Located on the highest hill at the edge of the Boboli Gardens, the Forte Belvedere has got some pretty cool history as well as the external wow factor.  Apparently the Fort was built by Bernardo Buontalenti between 1590-1595 by order of the Medici family (not that it means anything to me, art history just goes right over my head but I hear Buontalenti was a pretty important dude, so props to him).  It’s also where Galileo used to go look at the sky and be all smart and astronomical and stuff, and was an integral part of protecting the city’s Oltrarno area from rabid pirates and crazy folk.

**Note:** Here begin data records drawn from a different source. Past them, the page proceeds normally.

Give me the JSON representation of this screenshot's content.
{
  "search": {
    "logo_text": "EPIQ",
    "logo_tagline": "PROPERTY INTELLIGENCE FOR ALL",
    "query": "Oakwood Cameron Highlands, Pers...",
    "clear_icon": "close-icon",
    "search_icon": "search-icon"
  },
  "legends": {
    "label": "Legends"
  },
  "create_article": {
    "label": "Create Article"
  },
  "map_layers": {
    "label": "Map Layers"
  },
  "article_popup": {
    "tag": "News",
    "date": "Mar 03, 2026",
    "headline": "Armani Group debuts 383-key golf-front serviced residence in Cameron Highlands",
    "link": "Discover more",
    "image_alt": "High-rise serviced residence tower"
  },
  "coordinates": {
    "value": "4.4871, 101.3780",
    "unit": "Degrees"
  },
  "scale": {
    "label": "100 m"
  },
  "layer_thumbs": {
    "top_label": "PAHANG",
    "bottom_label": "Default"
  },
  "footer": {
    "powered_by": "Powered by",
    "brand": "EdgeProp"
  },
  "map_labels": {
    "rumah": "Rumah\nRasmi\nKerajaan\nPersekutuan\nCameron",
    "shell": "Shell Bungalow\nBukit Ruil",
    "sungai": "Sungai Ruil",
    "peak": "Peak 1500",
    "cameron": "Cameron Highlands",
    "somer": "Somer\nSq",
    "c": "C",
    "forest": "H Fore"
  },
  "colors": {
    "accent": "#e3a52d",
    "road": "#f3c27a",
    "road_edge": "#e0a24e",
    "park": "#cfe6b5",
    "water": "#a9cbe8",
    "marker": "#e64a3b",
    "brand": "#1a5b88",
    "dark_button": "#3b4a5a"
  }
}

Pops and Zola walking around admiring the art installations in the trees.
Pops and Zola patrolling the perimete and also admiring the art installations in the trees.

After walking around taking an obscene amount of pictures, we headed up to the bar and grabbed a couple of cocktails and hung out just enjoying the view before walking back down along Costa San Giorgio and into the center of town.  While I didn’t actually even enter the Fort itself (which hosts a WWI museum among other contemporary art pieces and exhibitions throughout the season) I was absolutely stunned by this beautiful piece of Florentine history and now have a great excuse to go annoy Stronz at work.

forte belvedere


How to get to Forte Belvedere:

Walking (only if you’re reasonably in shape, cause it’s a bitch of an uphill climb) from the Ponte Vecchio takes about 20 minutes up Costa San Giorgio, or if you’re lazy like me just take a taxi (average cost €12).  Just be warned that while taxi drivers will take you there gladly, they’re not so happy to actually come pick your ass up so be prepared to walk back down from the Fort.